Before the COVID-19 pandemic, the United States federal government gave passing thought to its stockpile of respiratory masks.
Respiratory masks, long downplayed by health and government officials as an effective precautionary measure, are now a critically important tool in stopping the metastasization of COVID-19. Yet from hospitals to pharmacy shelves, supplies are dwindling.

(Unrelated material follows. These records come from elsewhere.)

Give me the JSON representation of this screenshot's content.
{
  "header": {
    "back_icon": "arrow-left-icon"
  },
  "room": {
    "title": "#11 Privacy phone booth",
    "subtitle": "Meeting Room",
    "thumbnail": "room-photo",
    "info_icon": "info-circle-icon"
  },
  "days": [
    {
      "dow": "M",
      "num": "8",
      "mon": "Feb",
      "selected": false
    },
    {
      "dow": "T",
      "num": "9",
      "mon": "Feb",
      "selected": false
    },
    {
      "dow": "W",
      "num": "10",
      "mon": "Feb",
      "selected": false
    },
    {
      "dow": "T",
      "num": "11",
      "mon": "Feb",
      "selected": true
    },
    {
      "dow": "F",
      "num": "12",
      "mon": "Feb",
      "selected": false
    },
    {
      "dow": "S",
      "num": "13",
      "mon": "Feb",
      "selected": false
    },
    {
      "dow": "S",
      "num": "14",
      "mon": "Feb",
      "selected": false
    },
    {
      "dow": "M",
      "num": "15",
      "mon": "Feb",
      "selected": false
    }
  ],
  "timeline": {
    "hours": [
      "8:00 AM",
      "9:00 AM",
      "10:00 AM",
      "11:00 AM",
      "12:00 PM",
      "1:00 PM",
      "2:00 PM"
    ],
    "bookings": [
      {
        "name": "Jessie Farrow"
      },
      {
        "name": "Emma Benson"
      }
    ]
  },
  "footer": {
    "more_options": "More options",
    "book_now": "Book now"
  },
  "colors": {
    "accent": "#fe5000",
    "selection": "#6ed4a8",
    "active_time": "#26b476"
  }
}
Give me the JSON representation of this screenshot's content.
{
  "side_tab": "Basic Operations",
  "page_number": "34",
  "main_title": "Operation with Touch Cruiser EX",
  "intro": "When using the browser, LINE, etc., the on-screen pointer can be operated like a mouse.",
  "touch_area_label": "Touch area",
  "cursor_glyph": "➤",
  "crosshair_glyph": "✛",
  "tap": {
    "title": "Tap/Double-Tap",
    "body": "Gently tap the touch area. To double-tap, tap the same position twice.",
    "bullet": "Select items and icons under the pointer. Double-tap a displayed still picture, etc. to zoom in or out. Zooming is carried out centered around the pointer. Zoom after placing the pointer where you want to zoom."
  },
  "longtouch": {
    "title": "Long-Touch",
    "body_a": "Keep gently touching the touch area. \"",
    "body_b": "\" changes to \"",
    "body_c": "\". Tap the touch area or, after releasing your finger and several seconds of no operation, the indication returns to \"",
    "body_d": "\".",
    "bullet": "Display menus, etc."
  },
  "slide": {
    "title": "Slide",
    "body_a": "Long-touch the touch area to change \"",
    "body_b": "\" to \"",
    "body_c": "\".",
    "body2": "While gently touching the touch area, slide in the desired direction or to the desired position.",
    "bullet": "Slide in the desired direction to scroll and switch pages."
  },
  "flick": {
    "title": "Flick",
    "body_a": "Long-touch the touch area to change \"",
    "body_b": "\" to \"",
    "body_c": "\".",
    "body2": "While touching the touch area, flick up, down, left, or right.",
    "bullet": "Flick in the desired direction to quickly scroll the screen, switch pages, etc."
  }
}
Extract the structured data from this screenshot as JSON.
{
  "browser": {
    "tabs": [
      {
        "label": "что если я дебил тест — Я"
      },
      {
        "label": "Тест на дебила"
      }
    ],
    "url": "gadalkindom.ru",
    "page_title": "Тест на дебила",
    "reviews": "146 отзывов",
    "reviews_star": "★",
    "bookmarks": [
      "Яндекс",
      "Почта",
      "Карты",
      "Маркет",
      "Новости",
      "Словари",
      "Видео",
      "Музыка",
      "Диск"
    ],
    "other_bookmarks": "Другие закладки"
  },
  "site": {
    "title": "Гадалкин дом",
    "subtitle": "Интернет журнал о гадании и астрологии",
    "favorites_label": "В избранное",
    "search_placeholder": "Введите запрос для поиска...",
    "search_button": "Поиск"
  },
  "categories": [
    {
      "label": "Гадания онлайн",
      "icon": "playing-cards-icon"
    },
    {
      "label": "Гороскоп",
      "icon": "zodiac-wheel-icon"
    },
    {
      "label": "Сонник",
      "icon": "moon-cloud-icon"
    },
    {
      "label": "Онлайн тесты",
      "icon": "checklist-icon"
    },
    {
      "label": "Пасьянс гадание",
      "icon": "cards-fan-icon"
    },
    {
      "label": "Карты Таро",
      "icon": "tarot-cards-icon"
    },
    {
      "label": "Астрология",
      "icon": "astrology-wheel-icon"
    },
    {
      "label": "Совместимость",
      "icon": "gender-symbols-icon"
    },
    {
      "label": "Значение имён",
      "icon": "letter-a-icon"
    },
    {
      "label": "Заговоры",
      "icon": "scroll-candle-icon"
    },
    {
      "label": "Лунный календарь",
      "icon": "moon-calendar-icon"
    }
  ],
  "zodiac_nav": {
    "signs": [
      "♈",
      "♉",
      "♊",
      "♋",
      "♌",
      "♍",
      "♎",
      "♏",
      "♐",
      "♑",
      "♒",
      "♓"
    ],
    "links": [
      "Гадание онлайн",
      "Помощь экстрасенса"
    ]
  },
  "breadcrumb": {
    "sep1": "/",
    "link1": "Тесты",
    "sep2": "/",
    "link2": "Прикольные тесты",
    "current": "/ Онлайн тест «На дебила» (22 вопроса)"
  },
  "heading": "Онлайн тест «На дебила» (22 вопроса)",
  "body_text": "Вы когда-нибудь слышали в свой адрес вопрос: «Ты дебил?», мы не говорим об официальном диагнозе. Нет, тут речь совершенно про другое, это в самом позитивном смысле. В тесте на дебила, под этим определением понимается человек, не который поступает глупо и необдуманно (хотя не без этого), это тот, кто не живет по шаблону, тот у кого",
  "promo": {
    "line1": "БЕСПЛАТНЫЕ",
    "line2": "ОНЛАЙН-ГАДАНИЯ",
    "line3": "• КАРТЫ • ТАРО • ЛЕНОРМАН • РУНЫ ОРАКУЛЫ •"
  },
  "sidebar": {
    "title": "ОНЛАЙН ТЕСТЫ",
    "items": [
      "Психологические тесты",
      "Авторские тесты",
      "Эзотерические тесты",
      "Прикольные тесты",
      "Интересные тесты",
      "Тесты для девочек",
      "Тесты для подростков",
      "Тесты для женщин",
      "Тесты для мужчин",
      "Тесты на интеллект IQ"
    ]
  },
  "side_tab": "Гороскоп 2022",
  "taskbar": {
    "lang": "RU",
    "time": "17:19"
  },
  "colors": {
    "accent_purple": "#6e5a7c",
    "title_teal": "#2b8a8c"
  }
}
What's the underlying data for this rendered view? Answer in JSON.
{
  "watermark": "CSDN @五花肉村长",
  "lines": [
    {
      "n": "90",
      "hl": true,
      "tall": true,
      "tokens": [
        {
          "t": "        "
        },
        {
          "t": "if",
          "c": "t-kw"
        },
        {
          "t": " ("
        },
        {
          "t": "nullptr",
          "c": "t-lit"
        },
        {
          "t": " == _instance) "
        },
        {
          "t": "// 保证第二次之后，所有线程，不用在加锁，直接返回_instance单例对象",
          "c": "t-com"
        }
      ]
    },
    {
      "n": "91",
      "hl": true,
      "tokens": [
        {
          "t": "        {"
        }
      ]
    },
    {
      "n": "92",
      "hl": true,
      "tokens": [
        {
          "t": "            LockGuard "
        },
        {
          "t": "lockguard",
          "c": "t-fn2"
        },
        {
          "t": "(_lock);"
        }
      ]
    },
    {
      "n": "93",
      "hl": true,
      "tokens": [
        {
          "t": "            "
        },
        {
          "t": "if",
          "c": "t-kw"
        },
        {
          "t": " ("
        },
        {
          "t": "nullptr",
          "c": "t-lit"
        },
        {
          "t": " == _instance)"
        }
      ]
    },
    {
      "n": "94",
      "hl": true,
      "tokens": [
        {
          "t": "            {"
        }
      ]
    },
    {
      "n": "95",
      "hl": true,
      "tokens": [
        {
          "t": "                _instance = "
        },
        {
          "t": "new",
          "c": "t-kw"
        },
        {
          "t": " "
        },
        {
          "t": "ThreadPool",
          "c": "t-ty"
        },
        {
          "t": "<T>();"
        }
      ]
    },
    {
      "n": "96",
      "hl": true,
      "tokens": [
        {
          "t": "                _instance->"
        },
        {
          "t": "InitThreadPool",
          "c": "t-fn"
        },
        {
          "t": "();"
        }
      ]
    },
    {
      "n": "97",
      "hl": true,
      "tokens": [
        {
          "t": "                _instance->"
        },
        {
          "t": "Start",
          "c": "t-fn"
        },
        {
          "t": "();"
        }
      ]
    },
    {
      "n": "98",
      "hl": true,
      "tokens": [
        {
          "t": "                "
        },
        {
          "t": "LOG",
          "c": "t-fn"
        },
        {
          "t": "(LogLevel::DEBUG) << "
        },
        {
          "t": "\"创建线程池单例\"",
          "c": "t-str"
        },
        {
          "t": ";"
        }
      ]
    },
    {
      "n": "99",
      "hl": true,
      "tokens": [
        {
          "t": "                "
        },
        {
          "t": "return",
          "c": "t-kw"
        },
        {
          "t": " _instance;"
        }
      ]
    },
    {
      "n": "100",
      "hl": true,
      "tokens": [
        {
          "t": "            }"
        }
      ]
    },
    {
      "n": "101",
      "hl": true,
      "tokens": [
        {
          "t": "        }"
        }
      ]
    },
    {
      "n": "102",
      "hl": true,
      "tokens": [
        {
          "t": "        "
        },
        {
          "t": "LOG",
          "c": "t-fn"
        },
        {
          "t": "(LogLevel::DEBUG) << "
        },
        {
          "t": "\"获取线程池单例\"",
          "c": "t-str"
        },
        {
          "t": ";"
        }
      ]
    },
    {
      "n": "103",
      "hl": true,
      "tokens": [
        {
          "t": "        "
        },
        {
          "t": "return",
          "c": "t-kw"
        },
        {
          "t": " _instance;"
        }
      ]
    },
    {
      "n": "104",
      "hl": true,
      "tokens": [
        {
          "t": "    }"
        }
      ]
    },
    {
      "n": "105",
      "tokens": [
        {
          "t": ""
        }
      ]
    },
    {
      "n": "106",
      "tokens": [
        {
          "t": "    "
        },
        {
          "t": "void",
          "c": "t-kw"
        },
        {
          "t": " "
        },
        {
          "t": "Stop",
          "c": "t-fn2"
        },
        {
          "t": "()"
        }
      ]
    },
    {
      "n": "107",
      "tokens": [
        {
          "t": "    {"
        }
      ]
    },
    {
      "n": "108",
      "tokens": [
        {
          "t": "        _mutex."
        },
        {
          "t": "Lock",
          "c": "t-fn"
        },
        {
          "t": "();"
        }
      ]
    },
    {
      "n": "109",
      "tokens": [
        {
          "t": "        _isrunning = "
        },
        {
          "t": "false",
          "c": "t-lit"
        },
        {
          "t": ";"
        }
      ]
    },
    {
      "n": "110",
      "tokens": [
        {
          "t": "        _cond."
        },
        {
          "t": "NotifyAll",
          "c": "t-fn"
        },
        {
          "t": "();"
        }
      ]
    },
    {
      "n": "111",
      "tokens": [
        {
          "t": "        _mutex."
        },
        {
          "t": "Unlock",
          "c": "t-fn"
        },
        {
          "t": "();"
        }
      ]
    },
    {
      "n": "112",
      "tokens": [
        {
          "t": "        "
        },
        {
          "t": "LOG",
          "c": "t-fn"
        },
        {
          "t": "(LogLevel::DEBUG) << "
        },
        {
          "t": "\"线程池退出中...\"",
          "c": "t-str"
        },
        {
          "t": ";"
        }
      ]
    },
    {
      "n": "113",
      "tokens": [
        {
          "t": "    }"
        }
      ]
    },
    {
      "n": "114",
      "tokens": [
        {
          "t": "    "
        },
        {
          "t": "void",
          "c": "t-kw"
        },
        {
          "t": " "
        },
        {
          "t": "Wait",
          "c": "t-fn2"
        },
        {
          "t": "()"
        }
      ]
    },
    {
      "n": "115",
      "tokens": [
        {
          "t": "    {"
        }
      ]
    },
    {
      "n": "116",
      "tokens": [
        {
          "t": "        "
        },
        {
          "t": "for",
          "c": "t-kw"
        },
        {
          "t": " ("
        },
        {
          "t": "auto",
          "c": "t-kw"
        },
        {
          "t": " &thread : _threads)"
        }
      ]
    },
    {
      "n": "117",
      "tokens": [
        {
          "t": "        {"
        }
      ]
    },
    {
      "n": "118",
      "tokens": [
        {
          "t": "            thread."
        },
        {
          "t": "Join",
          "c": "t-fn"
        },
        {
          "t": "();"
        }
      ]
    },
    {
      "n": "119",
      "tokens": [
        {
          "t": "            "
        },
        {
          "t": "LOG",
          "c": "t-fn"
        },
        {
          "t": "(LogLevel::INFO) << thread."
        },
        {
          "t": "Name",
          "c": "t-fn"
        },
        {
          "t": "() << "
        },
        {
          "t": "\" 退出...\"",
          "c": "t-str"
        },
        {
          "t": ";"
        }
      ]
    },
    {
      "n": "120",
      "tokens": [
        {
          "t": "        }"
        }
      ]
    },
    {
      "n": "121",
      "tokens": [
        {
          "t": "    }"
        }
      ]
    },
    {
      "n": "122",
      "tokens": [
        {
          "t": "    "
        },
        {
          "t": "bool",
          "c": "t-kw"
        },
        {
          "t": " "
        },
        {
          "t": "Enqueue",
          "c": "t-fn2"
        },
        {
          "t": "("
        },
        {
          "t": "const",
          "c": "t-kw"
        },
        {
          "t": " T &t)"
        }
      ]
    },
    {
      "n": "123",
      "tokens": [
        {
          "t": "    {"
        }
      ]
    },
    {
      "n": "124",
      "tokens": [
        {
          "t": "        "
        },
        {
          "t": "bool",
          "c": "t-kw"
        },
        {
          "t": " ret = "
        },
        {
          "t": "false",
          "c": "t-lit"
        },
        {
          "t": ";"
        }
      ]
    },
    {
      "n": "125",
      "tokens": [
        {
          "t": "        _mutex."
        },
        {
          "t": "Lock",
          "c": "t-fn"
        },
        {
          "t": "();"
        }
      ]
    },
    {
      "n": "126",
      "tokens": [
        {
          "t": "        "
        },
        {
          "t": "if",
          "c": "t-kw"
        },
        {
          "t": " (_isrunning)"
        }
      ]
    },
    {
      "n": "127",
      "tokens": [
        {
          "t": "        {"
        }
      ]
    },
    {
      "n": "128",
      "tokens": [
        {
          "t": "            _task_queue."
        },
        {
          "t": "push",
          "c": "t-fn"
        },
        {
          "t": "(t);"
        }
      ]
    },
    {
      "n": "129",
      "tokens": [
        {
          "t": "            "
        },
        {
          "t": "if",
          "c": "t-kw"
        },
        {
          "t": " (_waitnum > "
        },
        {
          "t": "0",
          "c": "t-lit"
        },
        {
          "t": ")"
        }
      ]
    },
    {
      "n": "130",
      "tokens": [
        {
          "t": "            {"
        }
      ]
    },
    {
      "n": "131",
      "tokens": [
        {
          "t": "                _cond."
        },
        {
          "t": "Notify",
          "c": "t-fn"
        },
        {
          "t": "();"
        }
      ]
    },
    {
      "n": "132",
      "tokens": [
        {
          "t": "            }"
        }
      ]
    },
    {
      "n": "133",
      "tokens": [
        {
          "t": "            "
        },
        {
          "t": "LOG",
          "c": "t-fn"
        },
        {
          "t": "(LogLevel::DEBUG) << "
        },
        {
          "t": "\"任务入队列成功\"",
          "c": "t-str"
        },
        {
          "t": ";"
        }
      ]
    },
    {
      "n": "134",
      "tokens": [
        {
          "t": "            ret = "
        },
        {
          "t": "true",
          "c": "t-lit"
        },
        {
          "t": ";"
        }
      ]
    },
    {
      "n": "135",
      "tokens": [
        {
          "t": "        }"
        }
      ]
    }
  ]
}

“If it were to be a severe event, we would need 3.5 billion N95 respirator masks,” to get through the coronavirus crisis, Dr. Robert Kadlec, assistant secretary for preparedness and response, testified before the Senate Health Committee in late-March. At that time, the U.S. had approximately 42 million masks on hand, a fraction of the needed supply, and the situation has hardly improved since. Depending on how you count, the United States is still short between 70 to 100 million face masks per month.
Spurred by federal incentives, domestic manufacturers like Kimberly-Clark and Honeywell have stepped up their disaster preparedness response, with 3M alone pledging to nearly double output to 2 billion masks per year. But last Tuesday, after President Donald Trump pledged to buy 600 million masks from five domestic producers, at least one said it wouldn’t be able to fill its side of the order until September. Even well-funded conglomerations lack the capacity to ramp up short-run “burst capacity” production on any meaningful scale.
That’s where the Open PPE Project comes in. A group of about 15 technologists and engineers based in the Midwest is forging a way to spin up mask-making facilities across the country. The idea is to give manufacturing capability to individual hospitals, towns and states, thereby alleviating the constraints of centralized production.